On the Convergence Properties of Social Hegselmann-Krause Dynamics

Article

Parasnis, Rohit Yashodhar; Franceschetti, Massimo; Touri, Behrouz

University of California System; University of California San Diego

IEEE TRANSACTIONS ON AUTOMATIC CONTROL

0018-9286

10.1109/TAC.2021.3052748

2022

589-604

We study the convergence properties of social Hegselmann-Krause (HK) dynamics, a variant of the HK model of opinion dynamics where a physical connectivity graph that accounts for the extrinsic factors that could prevent interaction between certain pairs of agents is incorporated. As opposed to the original HK dynamics (which terminates in finite time), we show that for any underlying connected and incomplete graph, under a certain mild assumption, the expected termination time of social HK dynamics is infinity.
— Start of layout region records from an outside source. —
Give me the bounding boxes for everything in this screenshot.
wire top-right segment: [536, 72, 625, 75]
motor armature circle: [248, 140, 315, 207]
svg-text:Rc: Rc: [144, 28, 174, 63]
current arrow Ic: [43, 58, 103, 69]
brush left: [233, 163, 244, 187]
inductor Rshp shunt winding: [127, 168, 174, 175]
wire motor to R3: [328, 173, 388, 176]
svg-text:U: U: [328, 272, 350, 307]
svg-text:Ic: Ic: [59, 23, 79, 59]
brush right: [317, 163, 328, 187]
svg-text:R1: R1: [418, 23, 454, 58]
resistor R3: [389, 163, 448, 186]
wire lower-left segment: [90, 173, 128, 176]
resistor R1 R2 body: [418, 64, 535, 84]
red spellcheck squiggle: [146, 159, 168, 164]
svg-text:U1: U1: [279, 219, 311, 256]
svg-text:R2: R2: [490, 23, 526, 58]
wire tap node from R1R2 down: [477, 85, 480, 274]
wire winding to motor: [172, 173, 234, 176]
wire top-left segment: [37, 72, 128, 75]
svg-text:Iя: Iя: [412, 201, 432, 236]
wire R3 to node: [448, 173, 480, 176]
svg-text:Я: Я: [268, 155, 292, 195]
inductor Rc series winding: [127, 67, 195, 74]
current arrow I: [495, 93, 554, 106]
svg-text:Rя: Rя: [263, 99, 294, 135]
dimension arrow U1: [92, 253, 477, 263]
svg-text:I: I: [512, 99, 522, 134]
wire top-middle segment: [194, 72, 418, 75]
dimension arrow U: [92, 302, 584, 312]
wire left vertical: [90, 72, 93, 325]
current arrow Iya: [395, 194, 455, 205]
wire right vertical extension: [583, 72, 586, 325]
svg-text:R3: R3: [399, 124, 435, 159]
We then investigate the rate of convergence to the steady state, and provide bounds on the maximum epsilon-convergence time in terms of the properties of the physical connectivity graph. We extend this discussion and observe that for almost all n, there exists an n-vertex physical connectivity graph on which social HK dynamics may not even epsilon-converge to the steady state within a bounded time frame. We then provide nearly tight necessary and sufficient conditions for arbitrarily slow merging (a phenomenon that is essential for arbitrarily slow epsilon-convergence to the steady state). Using the necessary conditions, we show that complete r-partite graphs have bounded epsilon-convergence times.